D'abord le jeu distancié. C'est lui qui en premier vient nous dire que nous sommes en train de voir un film, un jeu. Qu'est-ce que le film met en jeu ? est alors la question qui se pose tout le temps à nous, aux personnages. Ce régime du faux fait un retour non pas au réel, mais à la question que nous nous posons sur lui avec le film. Farocki « fait avec le cinéma », et pas comme s'il n'était pas là, ou trop évidemment là. En tant que cinéaste, il se soucie du régime de présence que le cinéma a acquis et préfère en perturber la présence conquérante, sa représentation déjà codée. Le code possède une clôture gênante : même si on déplace le code, on se réfère encore trop à lui, on ne fait qu'en déplacer les limites à l'intérieur même du code. Le jeu distancié est intéressant à ce niveau-là parce qu'il ne construit pas qu'un nouveau type de personnage (un héros de western plus fragile par exemple, ou une femme plus « actante ») mais questionne plus largement la représentation cinématographique du personnage. Comment le cinéma donne-t-il à voir des représentations de nous, des jeux, des acteurs ? Comment la fiction parle-t-elle de nous ? Pour que le film nous permette toujours de garder à l'esprit ces questions, Farocki fait du jeu distancié une figure de son cinéma.
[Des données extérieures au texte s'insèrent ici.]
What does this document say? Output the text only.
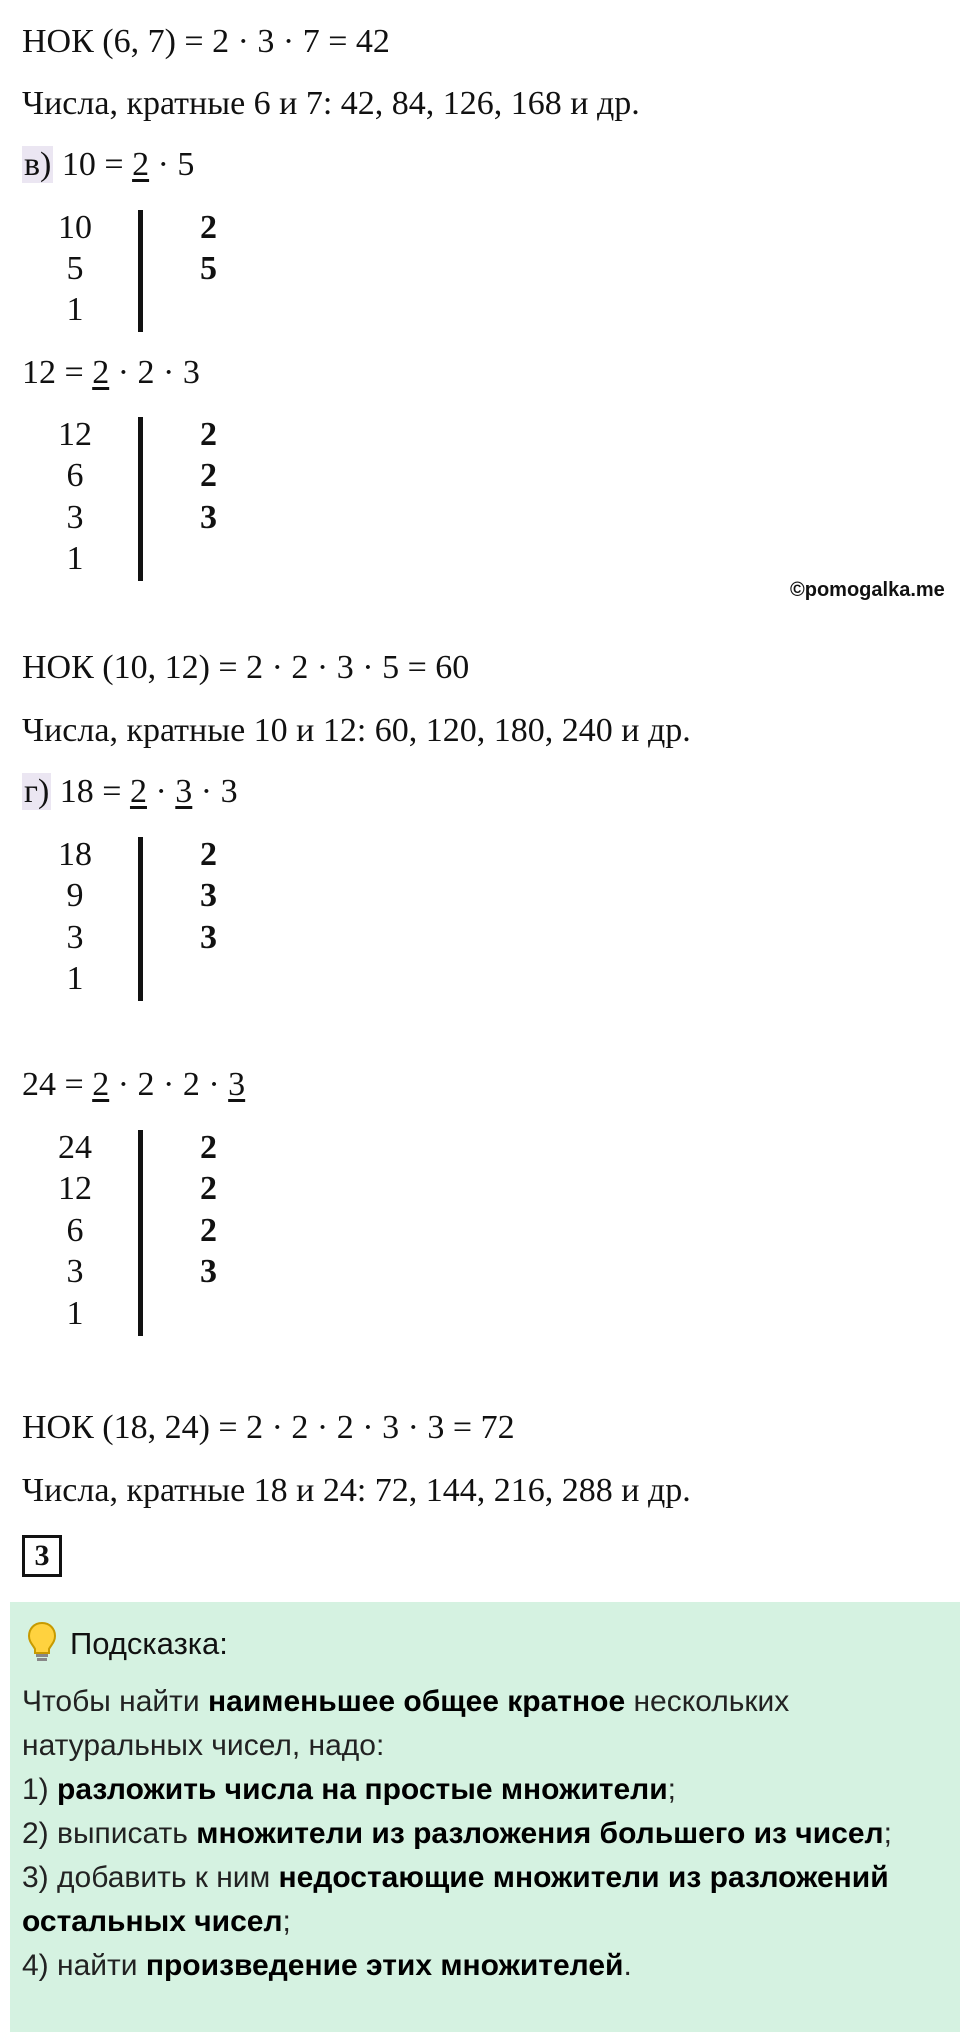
НОК (6, 7) = 2 · 3 · 7 = 42
Числа, кратные 6 и 7: 42, 84, 126, 168 и др.
в) 10 = 2 · 5
10	2
5	5
1
12 = 2 · 2 · 3
12	2
6	2
3	3
1
©pomogalka.me
НОК (10, 12) = 2 · 2 · 3 · 5 = 60
Числа, кратные 10 и 12: 60, 120, 180, 240 и др.
г) 18 = 2 · 3 · 3
18	2
9	3
3	3
1
24 = 2 · 2 · 2 · 3
24	2
12	2
6	2
3	3
1
НОК (18, 24) = 2 · 2 · 2 · 3 · 3 = 72
Числа, кратные 18 и 24: 72, 144, 216, 288 и др.
3
Подсказка:
Чтобы найти наименьшее общее кратное нескольких натуральных чисел, надо:
1) разложить числа на простые множители;
2) выписать множители из разложения большего из чисел;
3) добавить к ним недостающие множители из разложений остальных чисел;
4) найти произведение этих множителей.
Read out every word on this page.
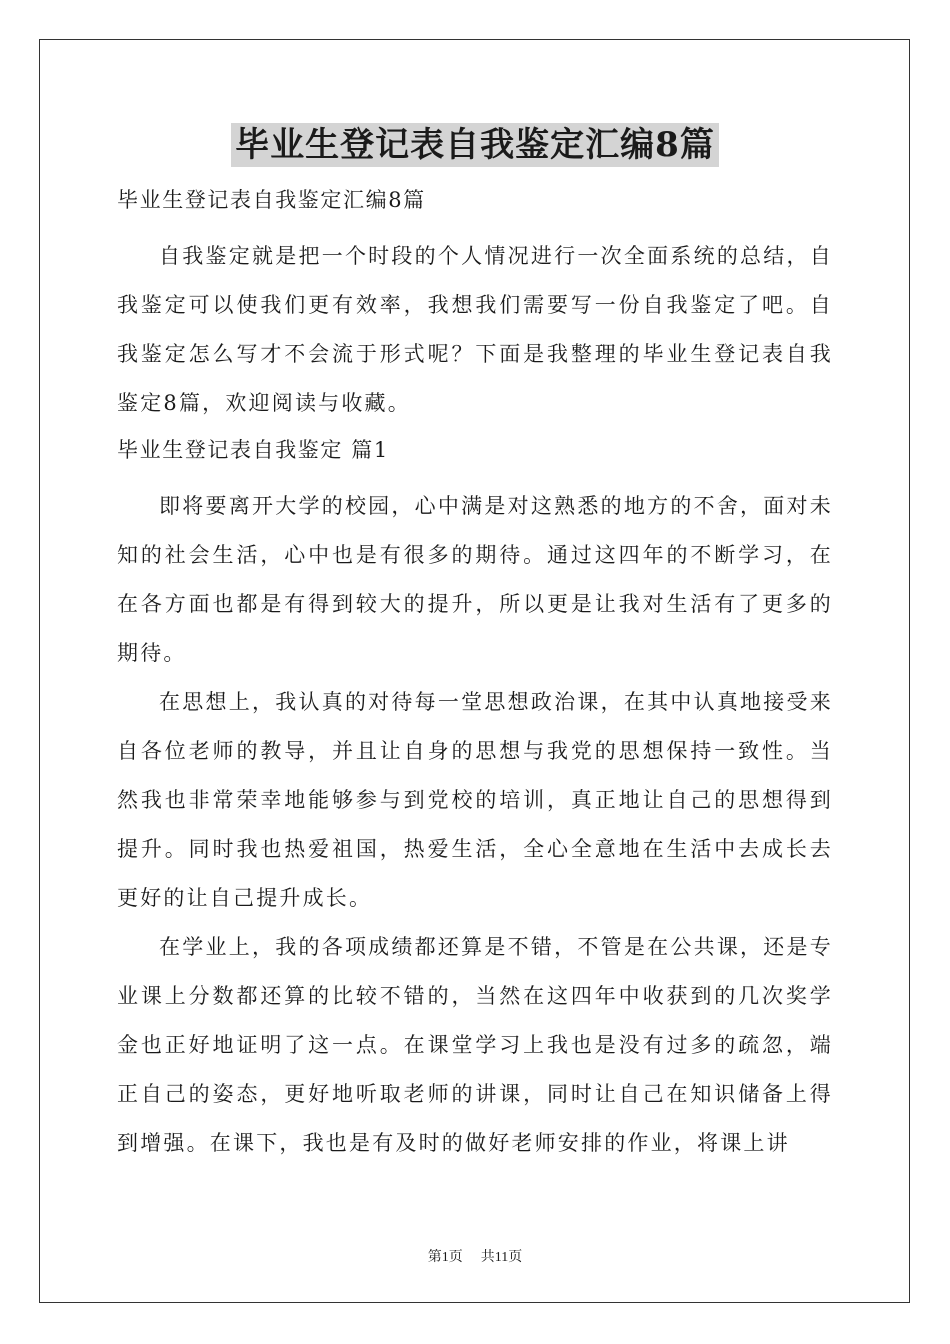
毕业生登记表自我鉴定汇编8篇
毕业生登记表自我鉴定汇编8篇

自我鉴定就是把一个时段的个人情况进行一次全面系统的总结，自我鉴定可以使我们更有效率，我想我们需要写一份自我鉴定了吧。自我鉴定怎么写才不会流于形式呢？下面是我整理的毕业生登记表自我鉴定8篇，欢迎阅读与收藏。

毕业生登记表自我鉴定 篇1

即将要离开大学的校园，心中满是对这熟悉的地方的不舍，面对未知的社会生活，心中也是有很多的期待。通过这四年的不断学习，在在各方面也都是有得到较大的提升，所以更是让我对生活有了更多的期待。

在思想上，我认真的对待每一堂思想政治课，在其中认真地接受来自各位老师的教导，并且让自身的思想与我党的思想保持一致性。当然我也非常荣幸地能够参与到党校的培训，真正地让自己的思想得到提升。同时我也热爱祖国，热爱生活，全心全意地在生活中去成长去更好的让自己提升成长。

在学业上，我的各项成绩都还算是不错，不管是在公共课，还是专业课上分数都还算的比较不错的，当然在这四年中收获到的几次奖学金也正好地证明了这一点。在课堂学习上我也是没有过多的疏忽，端正自己的姿态，更好地听取老师的讲课，同时让自己在知识储备上得到增强。在课下，我也是有及时的做好老师安排的作业，将课上讲

第1页 共11页
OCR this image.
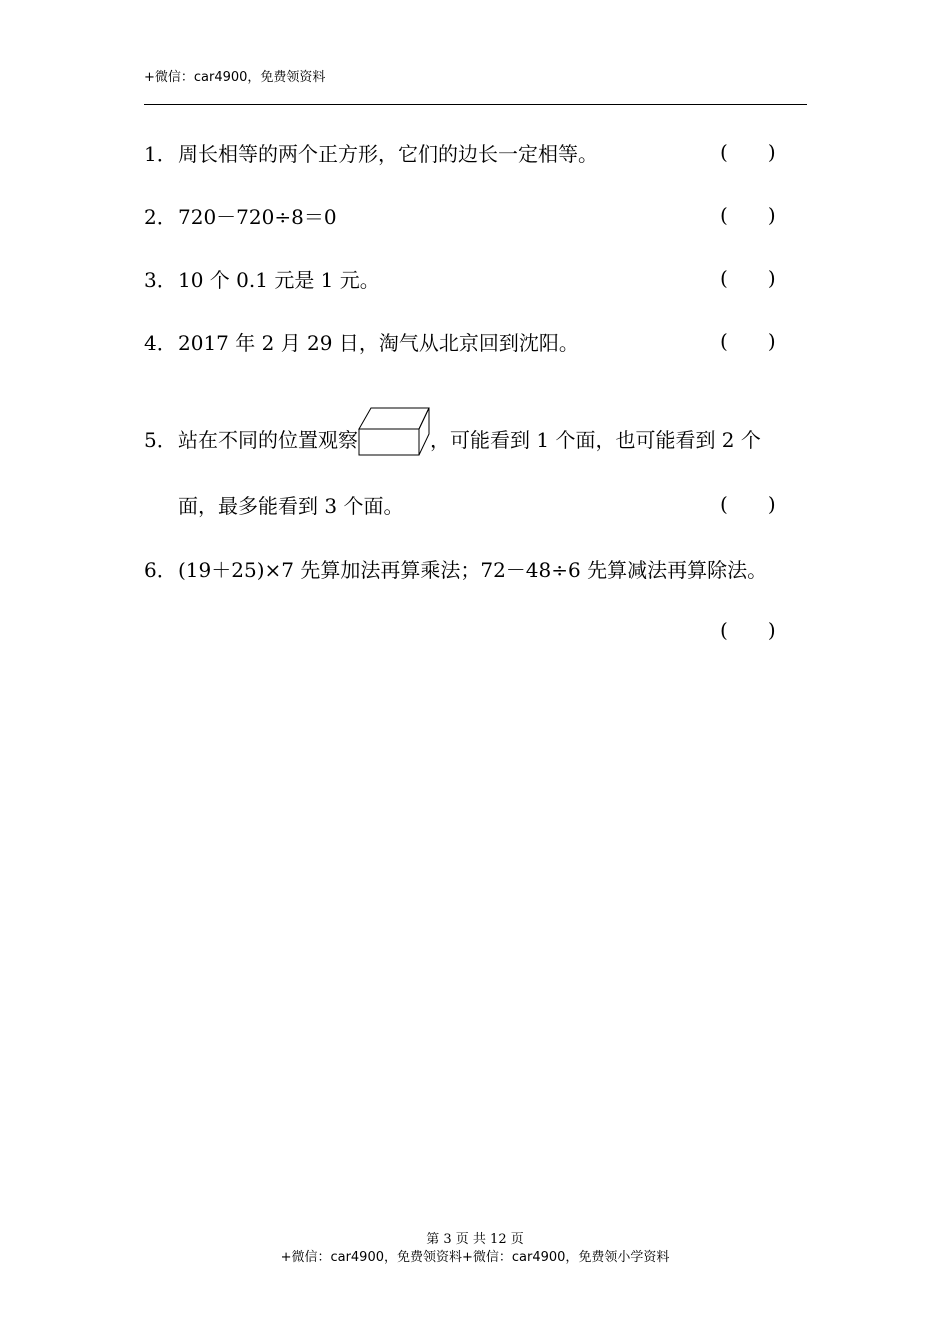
+微信：car4900，免费领资料
1．周长相等的两个正方形，它们的边长一定相等。	( )
2．720－720÷8＝0	( )
3．10 个 0.1 元是 1 元。	( )
4．2017 年 2 月 29 日，淘气从北京回到沈阳。	( )
5．站在不同的位置观察	，可能看到 1 个面，也可能看到 2 个
面，最多能看到 3 个面。	( )
6．(19＋25)×7 先算加法再算乘法；72－48÷6 先算减法再算除法。
( )
第 3 页 共 12 页
+微信：car4900，免费领资料+微信：car4900，免费领小学资料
L'acteur chez Farocki « dit » son texte plus qu'il ne le joue. Ainsi, dans un premier temps, il désigne la représentation en train de se faire, et de loin en loin, nous donne à penser cette représentation elle-même comme geste en train de se faire. Pourquoi donner à voir ainsi ? devient alors la question « comment donnons-nous à voir » ? La forme cinématographique « se montre », révèle ses coutures, pour que le cinéma ne reste pas un acte anodin, trop vite effacé derrière ses histoires ou ses personnages...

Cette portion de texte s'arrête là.